Los lugareños, para evitar nuevos incidentes, han optado
por evitar pasar por la emblemática plaza, donde se han
suscitado constantes enfrentamientos sin que las autori dades
puedan detener a los violentos. Allí, dos tanquetas de
la Guardia Nacional y una de la Policía Militar escoltan
a los grupos chavistas que lograron instalar cuatro toldos
de propaganda política.
Una docena de soldados recorren los quioscos oficialistas
constantemente para verificar si éstos tienen alguna
queja. Sin embargo, los vecinos denuncian que militares
y policías municipales protegen a los violentos. María
Hernández, ex miembro de la junta parroquial, denunció
que un ex funcionario de la Policía Metropolitana comandó
el ataque contra ellos.
"A un ex PM lo vimos otra vez por televisión dándole
la mano a los militares, pero ese hombre aparece en cada
hecho violento y ninguna autoridad se hace responsable",
comentó la dirigente vecinal. El hombre fue expulsado
de la PM luego de la toma de la comandancia de Cotiza,
e ingresó a las filas del Gobierno. En medios policiales
se informó que comandaba los escuadrones ambulantes
cada vez que necesitaban neutralizar protestas vecinales.
La señora Leonarda Vegas dijo que hace más
de una semana las ventas de imágenes religiosas
han mermado en la plaza, donde hay otros ocho buhoneros.
"Lo que pasa es que la gente ya no viene como antes.
Todos temen salir heridos", precisó. La iglesia
de la parroquia suele cerrar sus puertas antes del mediodía
para evitar que los feligreses resulten atacados.

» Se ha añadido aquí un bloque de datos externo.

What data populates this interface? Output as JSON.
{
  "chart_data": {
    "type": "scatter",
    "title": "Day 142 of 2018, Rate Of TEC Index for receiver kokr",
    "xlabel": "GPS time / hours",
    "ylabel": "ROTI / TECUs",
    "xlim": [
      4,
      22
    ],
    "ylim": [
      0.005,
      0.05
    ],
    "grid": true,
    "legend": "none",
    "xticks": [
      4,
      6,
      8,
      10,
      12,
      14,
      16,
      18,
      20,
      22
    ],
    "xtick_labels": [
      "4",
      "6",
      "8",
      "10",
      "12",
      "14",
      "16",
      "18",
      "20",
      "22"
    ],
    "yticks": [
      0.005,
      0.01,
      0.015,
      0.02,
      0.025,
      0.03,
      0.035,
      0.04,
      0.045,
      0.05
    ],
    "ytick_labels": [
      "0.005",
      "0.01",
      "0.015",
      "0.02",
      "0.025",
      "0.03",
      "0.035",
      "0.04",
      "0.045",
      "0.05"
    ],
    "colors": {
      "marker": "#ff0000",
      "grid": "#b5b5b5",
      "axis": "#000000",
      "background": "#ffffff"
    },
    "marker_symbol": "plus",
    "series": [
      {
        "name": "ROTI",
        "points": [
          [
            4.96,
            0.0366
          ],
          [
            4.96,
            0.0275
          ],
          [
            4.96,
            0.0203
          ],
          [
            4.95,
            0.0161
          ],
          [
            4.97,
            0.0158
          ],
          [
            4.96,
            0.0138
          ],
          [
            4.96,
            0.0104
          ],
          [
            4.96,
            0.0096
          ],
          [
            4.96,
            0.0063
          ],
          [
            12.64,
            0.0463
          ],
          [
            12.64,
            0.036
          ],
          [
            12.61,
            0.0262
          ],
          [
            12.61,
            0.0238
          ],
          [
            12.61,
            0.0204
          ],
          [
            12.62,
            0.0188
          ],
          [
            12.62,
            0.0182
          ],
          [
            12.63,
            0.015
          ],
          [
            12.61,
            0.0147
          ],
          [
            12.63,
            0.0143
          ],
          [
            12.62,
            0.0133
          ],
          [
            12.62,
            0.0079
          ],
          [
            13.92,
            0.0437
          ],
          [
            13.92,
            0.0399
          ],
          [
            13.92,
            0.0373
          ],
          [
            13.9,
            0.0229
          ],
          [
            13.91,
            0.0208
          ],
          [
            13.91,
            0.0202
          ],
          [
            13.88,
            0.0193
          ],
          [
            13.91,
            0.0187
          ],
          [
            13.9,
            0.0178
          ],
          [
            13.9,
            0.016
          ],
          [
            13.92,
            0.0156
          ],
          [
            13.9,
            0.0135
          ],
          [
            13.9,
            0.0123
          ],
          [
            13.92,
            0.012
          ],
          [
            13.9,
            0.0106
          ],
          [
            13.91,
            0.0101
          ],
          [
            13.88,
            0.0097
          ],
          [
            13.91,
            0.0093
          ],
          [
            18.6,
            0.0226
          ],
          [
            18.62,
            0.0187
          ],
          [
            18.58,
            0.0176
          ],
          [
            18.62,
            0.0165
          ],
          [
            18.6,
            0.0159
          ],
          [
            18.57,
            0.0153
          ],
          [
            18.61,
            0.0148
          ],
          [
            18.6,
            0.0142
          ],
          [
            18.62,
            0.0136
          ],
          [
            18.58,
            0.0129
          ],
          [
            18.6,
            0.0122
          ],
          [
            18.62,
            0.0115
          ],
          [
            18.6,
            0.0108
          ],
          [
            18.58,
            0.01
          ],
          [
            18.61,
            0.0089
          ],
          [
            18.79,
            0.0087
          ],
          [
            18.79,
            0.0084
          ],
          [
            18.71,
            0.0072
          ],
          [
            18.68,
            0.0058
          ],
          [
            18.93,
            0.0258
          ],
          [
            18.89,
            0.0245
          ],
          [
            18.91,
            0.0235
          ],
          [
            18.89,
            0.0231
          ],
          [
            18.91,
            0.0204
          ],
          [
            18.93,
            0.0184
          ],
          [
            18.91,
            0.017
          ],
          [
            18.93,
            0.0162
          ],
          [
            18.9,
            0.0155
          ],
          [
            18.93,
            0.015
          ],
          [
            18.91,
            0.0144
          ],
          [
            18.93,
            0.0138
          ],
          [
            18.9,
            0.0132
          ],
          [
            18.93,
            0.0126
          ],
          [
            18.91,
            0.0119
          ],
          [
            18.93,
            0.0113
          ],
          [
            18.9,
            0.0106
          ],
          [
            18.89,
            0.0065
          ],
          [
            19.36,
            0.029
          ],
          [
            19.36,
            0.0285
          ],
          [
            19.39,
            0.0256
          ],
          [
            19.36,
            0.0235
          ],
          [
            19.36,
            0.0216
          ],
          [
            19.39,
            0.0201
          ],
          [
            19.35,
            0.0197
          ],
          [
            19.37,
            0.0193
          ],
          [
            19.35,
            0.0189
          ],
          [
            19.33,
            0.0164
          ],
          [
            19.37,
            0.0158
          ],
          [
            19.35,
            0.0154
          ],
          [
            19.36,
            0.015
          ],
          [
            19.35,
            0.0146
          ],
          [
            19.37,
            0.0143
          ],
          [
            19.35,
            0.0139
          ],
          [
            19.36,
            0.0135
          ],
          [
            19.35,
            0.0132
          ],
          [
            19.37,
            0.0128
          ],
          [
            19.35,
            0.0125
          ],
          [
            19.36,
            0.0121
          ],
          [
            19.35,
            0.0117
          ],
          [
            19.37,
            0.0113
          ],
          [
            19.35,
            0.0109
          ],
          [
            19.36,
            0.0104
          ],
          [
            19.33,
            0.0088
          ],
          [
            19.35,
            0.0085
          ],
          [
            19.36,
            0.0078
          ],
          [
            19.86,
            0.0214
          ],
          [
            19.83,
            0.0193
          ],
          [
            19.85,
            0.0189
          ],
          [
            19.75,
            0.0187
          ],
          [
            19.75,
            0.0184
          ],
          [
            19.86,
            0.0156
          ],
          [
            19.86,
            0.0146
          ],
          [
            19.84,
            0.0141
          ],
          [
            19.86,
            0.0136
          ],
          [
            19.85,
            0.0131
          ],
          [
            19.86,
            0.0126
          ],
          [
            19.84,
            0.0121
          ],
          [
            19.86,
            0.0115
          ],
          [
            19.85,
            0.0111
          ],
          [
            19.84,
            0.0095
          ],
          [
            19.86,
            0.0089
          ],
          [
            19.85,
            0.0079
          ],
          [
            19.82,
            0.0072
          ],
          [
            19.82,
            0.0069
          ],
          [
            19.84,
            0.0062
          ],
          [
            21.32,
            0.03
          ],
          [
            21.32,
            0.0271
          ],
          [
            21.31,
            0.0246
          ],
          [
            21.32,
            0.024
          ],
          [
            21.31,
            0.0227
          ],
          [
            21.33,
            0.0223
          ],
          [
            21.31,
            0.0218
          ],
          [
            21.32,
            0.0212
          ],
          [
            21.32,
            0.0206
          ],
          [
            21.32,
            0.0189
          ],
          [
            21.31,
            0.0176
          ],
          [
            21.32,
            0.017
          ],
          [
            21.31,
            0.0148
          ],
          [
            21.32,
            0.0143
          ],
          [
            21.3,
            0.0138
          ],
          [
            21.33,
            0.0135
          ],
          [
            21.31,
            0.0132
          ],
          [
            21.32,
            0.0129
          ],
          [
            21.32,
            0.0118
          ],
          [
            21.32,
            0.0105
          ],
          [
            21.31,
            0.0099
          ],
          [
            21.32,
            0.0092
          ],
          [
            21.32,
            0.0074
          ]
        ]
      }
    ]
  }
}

Empleados de la jefatura civil de Candelaria y los
vecinos del sector han denunciado en reiteradas oportunidades
la actitud complaciente de los militares hacia los
grupos violentos. Hay personas que han tomado fotografías
de los guardias nacionales compartiendo con los escuadrones
en los distintos toldos que instalaron en la plaza.
Aseguran que incluso escoltan a los motorizados cuando
arriban al centro de la mítica plazoleta.
Bajo el pedestal, donde se han reportado más
de treinta ciudadanos heridos, se encuentra un pensamiento
del prócer zuliano Rafael Urdaneta el cual
dice: "Como ciudadano deseo la paz y la inteligencia
de todos para que no nos matemos". No obstante,
los cañones de las tanquetas hacen que los
lugareños transiten por los caminos "verdes".
Ahora pocas personas se atreven a pasar por la
plaza para evitar salir lesionados. La progaganda
opositora que fue incendiada en una hoguera la
retiraron los mismos oficialistas para permitir
que se instalara la nueva tanqueta que los protege.
Los vecinos denuncian que la mayoría de oficialistas
son extraños y los califican como "invasores".